Happy Flag Day. I was idly shambling around Forest Hills a few years ago when I spotted this 48-star flag on a garage. The 48 stars were current between 1912 and 1959, the ratifications of Arizona and Alaska.
The US had 47 states for a little over 1 month in 1912, between the ratifications of New Mexico and Arizona; I wonder if a 47-star flag was ever produced.
Will the USA ever have more states, or have we stopped at an even 50?
6/14/14
5 comments
Actually, for a short time, for about a year between Alaska’s and later Hawaii’s admission to the Union, there was a 49-star flag, 7 rows of 7 stars. I don’t believe there ever was a 47-star flag– how would they have been arranged? I can only figure, two rows of ten sandwiching three rows of nine (20 + 27 = 47) and I’ve never seen such a flag.

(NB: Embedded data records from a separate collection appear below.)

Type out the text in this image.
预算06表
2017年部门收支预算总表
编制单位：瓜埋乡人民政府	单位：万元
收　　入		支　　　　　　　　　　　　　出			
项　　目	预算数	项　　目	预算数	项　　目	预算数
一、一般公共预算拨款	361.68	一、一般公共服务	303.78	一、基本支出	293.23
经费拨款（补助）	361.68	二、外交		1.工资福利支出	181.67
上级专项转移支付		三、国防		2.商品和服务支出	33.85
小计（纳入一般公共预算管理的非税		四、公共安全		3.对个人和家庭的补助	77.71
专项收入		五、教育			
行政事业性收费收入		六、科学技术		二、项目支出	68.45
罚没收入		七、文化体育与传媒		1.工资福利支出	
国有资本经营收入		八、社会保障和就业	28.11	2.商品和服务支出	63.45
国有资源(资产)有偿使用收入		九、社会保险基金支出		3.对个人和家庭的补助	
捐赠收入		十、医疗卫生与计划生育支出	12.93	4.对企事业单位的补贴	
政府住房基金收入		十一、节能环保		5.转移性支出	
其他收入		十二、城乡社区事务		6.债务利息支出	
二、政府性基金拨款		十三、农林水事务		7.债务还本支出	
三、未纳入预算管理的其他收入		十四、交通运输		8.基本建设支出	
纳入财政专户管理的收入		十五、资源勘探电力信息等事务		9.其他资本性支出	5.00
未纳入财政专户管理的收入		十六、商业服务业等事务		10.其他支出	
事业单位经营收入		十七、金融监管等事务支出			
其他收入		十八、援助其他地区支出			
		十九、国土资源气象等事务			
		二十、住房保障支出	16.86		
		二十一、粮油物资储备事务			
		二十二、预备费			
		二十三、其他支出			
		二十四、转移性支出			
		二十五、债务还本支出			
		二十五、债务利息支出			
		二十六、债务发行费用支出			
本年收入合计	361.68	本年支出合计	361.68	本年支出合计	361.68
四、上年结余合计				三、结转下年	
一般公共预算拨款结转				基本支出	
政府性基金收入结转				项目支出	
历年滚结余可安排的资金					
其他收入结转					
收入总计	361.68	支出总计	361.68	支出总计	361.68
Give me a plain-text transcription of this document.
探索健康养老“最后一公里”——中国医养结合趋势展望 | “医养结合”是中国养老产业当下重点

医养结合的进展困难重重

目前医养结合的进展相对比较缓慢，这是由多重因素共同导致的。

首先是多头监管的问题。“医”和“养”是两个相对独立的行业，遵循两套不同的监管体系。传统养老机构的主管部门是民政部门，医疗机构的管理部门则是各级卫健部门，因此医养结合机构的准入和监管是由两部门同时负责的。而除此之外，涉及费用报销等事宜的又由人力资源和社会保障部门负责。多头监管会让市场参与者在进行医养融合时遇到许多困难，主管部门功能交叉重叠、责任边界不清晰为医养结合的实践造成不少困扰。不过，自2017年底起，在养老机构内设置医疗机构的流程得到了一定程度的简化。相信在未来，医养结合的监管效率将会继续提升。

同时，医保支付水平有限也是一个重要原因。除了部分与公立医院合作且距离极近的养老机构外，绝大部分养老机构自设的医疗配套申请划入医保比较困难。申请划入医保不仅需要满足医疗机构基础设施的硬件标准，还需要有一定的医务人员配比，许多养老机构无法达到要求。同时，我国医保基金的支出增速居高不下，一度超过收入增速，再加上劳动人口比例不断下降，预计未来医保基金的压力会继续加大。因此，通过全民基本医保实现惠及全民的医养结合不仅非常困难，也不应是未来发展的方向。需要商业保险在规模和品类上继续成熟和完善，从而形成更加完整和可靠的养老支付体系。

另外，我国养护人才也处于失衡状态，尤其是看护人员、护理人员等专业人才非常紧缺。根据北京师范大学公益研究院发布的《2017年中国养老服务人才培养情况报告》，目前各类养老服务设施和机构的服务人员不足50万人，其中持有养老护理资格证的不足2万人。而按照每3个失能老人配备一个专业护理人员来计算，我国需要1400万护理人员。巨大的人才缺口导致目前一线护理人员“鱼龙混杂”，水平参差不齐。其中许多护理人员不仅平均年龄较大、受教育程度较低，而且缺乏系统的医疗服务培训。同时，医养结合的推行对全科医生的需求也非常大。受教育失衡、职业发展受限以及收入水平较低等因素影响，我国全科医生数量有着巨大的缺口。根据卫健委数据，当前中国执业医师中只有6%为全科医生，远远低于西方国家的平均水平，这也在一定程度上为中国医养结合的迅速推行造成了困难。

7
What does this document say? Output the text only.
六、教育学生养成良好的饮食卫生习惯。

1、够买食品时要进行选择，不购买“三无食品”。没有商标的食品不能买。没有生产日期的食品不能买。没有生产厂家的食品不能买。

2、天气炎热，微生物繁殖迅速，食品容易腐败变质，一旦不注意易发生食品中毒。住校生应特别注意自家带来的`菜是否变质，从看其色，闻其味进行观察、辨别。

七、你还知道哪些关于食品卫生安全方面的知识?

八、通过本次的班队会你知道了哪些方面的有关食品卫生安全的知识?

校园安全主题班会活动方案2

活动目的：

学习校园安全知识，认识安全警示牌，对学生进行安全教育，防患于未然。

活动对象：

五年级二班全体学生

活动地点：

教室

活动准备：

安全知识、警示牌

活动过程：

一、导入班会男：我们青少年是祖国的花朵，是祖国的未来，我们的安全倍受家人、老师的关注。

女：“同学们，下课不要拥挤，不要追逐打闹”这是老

Or for that matter, it could have been 9-10-9-10-9, but sorry, no deal on that one either.
According to Wikipedia, there was never a 47 star flag.
See http://en.wikipedia.org/wiki/American_flag
There was no 47-star flag because a flag with a new number of stars only becomes official on the July 4 following the admission of a new state, and there was no July 4 that fell during the brief period when the U.S. had 47 states.
Unless you can convince the people of Peurto Rico that having them become a state is good let alone the rest of the commonwealth of the US, there won’t be anymore stars on the US flag.